In [None]:
#Question 1:  What is Anomaly Detection? Explain its types (point, contextual, and collective anomalies) with examples

​Anomaly Detection is the process of identifying data points, events, or observations that deviate significantly from a dataset's normal behavior.
​Point Anomalies: A single data point that is far removed from the rest of the data. 
​Example: A credit card transaction for $10,000 when the user's typical spending is under $100.
​Contextual Anomalies: Data points that are considered anomalous only within a specific context (like time or location). 
​Example: A temperature reading of 30^\circ C is normal in summer but an anomaly in winter.
​Collective Anomalies: A collection of data points that are normal individually but anomalous when they happen together. 
​Example: A sequence of login attempts from different countries within minutes of each other.
    
#Question 2: Compare Isolation Forest, DBSCAN, and Local Outlier Factor (LOF) in terms of their approach and suitable use cases.
    
:Isolation Forest is an anomaly detection algorithm based on the idea that outliers are easier to isolate than normal points.

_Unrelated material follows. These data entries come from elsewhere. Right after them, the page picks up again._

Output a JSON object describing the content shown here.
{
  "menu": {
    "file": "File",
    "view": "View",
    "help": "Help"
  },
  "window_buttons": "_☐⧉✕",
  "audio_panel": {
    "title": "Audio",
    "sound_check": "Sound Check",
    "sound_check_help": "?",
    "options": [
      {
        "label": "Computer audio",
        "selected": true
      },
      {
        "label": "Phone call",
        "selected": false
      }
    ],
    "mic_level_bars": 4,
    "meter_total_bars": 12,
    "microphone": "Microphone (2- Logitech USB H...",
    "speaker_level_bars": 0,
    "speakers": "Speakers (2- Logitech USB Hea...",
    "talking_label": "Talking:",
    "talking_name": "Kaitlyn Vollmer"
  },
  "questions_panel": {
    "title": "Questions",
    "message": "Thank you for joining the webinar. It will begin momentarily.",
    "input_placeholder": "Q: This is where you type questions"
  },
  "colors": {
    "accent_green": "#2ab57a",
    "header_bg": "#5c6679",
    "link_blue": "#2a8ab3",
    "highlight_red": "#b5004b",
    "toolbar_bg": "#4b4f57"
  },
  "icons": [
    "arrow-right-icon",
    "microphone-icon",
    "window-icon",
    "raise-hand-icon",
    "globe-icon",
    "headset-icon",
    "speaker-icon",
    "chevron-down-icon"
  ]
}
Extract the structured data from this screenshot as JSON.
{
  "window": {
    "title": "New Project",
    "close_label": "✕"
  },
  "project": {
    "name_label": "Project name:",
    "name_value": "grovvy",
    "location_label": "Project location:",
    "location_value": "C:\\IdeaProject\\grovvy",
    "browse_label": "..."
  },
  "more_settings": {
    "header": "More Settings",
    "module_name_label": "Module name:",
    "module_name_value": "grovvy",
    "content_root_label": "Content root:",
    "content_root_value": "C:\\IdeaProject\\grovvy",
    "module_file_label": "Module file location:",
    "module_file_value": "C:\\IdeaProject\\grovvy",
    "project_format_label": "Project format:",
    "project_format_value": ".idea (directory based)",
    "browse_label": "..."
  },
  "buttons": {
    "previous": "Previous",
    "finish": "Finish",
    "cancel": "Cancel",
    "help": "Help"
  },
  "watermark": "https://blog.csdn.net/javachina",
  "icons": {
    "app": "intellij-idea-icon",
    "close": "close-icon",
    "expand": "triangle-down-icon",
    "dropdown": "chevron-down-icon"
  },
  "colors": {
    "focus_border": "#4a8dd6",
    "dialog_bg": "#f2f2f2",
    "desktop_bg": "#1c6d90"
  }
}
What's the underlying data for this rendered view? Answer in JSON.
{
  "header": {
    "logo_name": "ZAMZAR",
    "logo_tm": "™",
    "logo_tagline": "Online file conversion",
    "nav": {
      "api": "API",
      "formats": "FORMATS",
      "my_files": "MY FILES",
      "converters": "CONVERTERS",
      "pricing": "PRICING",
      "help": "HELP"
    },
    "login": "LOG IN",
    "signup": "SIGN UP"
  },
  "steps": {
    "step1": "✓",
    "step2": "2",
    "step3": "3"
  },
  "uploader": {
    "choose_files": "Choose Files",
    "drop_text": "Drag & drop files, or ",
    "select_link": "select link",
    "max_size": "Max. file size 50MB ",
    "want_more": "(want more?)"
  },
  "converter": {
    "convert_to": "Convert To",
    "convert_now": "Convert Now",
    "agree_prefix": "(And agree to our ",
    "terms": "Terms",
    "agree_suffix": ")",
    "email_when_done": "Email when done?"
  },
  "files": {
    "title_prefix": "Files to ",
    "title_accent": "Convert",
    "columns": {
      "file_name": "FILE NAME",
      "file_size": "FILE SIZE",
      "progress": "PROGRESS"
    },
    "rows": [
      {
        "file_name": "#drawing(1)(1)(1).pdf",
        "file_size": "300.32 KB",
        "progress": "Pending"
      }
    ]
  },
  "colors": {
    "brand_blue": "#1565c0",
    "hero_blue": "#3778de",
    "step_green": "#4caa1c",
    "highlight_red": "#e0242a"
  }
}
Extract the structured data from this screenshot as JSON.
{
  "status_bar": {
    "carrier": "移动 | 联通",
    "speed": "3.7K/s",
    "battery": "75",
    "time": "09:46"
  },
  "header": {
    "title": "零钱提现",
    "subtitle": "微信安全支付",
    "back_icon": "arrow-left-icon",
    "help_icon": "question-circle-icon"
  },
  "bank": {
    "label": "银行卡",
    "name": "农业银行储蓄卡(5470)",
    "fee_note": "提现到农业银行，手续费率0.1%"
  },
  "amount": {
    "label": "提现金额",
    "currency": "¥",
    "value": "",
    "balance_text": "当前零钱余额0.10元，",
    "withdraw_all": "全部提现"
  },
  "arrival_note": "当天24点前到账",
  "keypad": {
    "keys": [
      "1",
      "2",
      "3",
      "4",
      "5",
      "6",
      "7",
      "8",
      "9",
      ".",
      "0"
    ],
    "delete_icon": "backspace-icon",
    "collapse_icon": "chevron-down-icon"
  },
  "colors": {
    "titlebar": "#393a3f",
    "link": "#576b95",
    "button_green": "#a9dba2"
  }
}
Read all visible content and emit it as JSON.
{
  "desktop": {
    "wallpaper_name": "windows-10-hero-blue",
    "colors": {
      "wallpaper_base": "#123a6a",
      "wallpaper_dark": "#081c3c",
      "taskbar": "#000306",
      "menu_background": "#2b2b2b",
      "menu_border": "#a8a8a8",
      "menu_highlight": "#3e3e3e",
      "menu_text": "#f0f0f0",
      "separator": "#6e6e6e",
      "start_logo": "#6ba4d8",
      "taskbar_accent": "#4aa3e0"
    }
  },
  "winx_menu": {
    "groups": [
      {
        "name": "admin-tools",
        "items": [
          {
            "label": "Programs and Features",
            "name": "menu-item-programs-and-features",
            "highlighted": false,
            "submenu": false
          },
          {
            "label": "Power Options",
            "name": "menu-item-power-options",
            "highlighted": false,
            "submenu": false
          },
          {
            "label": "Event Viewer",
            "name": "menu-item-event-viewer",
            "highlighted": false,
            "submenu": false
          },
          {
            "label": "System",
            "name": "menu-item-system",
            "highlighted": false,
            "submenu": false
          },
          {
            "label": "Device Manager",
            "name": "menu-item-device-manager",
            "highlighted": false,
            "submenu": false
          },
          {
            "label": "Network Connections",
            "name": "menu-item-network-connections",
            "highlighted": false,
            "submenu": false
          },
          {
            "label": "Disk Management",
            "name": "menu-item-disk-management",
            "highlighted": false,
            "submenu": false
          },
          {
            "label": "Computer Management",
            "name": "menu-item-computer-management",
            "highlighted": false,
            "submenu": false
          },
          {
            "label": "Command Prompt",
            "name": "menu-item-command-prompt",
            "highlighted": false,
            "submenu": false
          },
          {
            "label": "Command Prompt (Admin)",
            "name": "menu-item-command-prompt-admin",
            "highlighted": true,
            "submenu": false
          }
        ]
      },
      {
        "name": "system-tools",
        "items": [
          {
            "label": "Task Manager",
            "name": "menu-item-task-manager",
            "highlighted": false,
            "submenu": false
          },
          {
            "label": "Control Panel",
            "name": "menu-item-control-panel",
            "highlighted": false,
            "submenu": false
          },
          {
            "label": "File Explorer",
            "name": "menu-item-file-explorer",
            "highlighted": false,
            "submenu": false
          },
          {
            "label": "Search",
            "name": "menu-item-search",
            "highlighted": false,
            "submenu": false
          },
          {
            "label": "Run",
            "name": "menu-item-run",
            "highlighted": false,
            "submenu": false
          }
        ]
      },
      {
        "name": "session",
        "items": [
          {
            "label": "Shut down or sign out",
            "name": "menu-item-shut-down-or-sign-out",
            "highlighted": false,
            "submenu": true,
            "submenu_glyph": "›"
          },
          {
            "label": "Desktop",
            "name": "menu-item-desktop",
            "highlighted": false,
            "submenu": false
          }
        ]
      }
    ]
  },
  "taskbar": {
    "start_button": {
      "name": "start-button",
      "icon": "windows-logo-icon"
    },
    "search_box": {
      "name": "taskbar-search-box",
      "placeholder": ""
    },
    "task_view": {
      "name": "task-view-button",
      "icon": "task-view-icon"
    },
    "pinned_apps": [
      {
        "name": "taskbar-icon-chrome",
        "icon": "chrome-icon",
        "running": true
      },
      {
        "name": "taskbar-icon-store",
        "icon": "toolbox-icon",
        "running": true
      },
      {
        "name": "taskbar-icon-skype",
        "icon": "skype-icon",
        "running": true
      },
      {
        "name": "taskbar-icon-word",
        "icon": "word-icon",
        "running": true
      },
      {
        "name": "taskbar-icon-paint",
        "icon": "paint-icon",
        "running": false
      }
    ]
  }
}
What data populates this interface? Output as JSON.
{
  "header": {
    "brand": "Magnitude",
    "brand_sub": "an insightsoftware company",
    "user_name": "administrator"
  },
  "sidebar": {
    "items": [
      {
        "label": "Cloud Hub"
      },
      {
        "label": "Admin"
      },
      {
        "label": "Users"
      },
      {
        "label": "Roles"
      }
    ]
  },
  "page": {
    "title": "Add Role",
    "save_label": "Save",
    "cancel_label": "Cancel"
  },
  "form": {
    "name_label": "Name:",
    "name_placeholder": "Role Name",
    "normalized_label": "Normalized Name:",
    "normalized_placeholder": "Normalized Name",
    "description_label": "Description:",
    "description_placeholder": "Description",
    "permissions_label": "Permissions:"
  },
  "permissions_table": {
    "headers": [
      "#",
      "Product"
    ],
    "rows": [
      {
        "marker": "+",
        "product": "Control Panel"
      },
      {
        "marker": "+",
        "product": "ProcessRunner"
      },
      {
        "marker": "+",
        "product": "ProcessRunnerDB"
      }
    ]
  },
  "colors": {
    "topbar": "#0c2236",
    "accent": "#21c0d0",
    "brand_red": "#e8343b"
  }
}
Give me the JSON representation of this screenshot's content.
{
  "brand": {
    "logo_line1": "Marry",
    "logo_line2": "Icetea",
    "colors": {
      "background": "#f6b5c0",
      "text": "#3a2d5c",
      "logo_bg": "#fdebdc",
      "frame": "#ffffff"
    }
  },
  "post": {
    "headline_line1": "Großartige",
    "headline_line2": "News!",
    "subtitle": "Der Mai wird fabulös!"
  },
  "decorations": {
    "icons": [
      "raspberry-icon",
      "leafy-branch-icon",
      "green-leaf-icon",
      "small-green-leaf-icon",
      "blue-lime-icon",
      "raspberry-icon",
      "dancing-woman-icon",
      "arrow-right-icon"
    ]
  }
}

It works by randomly selecting features and splitting values to build decision trees. Data points that require fewer splits to isolate are considered anomalies.
Use cases: Fraud detection, network intrusion detection, and large high-dimensional datasets where speed and scalability are important.
DBSCAN (Density-Based Spatial Clustering of Applications with Noise) identifies clusters based on data density. Points in low-density regions are treated as noise or outliers.
It can find clusters of arbitrary shapes and does not require the number of clusters in advance.
Use cases: Spatial data analysis, geolocation data, image segmentation, and datasets where clusters are irregularly shaped and noise detection is important.
Local Outlier Factor (LOF) detects anomalies by comparing the local density of a point with the density of its neighbors.
A point is considered an outlier if it has significantly lower density than its surrounding points.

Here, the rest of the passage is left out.